First, there was Horsemint (Monarda punctata), and lots of it -- more than I have ever seen here before.  The yellow purple-spotted flowers are rather inconspicuous, and the pale pink bracts that circle the stems are the showiest part of the plant.  Why it is called "horse" mint, I have no idea.  Maybe it grows best in pastures where horses have dropped their fertilizing deposits?

Then, there was Winged Pigweed (Cycloloma atriplicifolium), with its odd little circular green flowers surrounded by a whitish ruffle.  Okay, I get the "winged" part of this plant's common name, but how does the "pig" part fit?  Perhaps because its slightly toothed leaves vaguely resemble the  leaves of various Amaranth species that are a favorite food of swine.

You won't find this odd-looking "waste-place" plant in many guide books for the northeastern U.S., since this plant is native to the central plains and has only in recent decades begun to be noticed this far east.  The USDA plant database indicates it has not been reported in Saratoga County, although I have found it (and reported it to the New York Flora Association) in several locations of this county. 

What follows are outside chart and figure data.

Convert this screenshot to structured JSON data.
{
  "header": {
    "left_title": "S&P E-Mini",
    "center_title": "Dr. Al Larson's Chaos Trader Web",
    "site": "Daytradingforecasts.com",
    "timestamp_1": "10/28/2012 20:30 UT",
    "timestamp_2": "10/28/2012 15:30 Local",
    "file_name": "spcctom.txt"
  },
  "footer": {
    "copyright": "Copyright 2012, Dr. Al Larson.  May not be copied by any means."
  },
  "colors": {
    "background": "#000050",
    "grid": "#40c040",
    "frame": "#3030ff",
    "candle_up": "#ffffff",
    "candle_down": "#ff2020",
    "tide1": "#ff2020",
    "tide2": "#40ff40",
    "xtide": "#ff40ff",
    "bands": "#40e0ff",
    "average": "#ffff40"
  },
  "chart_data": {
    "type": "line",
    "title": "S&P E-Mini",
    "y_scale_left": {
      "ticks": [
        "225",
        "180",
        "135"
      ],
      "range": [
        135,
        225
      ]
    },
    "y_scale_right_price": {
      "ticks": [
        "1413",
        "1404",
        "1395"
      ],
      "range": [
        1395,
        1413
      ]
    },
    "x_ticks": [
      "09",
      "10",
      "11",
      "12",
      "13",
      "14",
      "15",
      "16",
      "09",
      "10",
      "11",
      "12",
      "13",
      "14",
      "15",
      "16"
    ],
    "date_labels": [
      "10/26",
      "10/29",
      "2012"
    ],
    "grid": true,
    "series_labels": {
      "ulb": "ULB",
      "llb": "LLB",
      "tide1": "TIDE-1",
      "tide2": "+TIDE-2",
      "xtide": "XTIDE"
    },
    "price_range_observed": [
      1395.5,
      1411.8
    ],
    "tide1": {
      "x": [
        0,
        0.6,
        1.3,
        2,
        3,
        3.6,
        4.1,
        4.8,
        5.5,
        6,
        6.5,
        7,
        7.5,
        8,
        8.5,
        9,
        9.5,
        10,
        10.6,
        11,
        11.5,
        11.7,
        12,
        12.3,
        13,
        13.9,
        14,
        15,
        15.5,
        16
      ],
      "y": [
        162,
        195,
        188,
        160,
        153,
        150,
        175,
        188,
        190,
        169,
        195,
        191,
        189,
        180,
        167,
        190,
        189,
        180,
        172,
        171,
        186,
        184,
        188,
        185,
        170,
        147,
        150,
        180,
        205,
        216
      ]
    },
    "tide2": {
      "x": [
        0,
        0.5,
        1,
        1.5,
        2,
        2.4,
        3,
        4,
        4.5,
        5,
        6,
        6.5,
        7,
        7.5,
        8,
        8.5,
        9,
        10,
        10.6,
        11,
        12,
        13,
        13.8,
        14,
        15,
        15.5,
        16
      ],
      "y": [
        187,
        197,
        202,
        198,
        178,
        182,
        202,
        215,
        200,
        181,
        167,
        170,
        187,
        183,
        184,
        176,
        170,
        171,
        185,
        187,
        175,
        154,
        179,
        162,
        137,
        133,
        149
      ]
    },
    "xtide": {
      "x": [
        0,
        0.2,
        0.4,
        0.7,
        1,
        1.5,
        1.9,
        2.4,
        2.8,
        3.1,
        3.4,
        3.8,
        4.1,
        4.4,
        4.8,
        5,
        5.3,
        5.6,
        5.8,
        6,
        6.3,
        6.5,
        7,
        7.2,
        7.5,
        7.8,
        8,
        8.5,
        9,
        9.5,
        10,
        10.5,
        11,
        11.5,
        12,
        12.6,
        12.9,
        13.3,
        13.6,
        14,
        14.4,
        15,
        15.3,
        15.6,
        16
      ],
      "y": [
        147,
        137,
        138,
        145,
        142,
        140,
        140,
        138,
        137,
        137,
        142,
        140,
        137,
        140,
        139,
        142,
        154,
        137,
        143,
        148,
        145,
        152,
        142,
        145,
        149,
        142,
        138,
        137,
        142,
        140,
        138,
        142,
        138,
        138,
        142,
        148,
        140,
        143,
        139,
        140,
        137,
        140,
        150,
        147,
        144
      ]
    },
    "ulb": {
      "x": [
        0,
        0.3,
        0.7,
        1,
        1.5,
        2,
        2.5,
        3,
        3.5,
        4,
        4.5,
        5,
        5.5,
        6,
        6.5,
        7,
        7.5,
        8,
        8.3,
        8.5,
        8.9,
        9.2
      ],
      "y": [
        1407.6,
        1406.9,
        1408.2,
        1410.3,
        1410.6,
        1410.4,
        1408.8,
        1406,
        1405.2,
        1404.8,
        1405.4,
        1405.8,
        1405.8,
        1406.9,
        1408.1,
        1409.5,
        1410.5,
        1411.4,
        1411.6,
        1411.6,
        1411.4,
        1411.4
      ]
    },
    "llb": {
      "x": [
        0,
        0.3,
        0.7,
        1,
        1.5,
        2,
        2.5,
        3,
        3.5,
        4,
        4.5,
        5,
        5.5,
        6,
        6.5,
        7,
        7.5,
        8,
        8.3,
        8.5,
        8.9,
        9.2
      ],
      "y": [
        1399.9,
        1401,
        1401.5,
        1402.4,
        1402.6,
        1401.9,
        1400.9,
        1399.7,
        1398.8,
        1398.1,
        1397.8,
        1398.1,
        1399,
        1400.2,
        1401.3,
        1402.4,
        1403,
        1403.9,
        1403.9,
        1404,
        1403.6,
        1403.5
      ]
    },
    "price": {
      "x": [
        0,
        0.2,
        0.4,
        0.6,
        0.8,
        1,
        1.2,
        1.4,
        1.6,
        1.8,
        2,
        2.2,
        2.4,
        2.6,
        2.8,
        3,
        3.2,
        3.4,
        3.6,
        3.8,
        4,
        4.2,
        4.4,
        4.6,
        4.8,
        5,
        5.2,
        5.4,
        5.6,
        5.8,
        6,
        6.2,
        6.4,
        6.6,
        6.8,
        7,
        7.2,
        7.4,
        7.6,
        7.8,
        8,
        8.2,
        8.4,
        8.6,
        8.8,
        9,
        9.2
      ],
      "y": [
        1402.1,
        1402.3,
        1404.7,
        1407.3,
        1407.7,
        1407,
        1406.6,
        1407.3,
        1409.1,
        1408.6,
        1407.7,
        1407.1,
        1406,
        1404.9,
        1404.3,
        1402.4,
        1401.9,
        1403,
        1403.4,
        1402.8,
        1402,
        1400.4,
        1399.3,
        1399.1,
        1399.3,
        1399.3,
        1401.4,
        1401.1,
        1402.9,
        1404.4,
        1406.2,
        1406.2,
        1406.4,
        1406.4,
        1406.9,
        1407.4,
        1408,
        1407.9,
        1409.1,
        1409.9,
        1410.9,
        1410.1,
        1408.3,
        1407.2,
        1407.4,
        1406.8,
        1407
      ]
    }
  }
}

There's little mystery about how Rabbit-foot Clover (Trifolium arvense) got its name.  What I found curious today was the equally furry stalk of grass (species unknown to me) that was growing amidst a clump of the fluffy clover.  I can't recall ever seeing such a furry grass.

I can't think of an animal name -- except maybe elephantine -- to attach to this humongous patch of Trumpetweed (Eutrochium fistulosum) that was growing by the side of the road I took home.  It was just so magnificent, I had to pull over and take a picture of it.  It must have been at least eight feet tall, if not taller.  Another name for it is Giant Joe-Pye Weed.  Obviously.


The Furry Gnome said...

I think these are all new species to me. Interesting finds.

Jacqueline Donnelly said...

Thanks for stopping by, Furry Gnome. I bet if you go looking in sandy lots, you'll find some of these plants in Ontario too. They grow in the kinds of arid-looking places we would think of as inhospitable to most plants. Seems there's a niche for everything.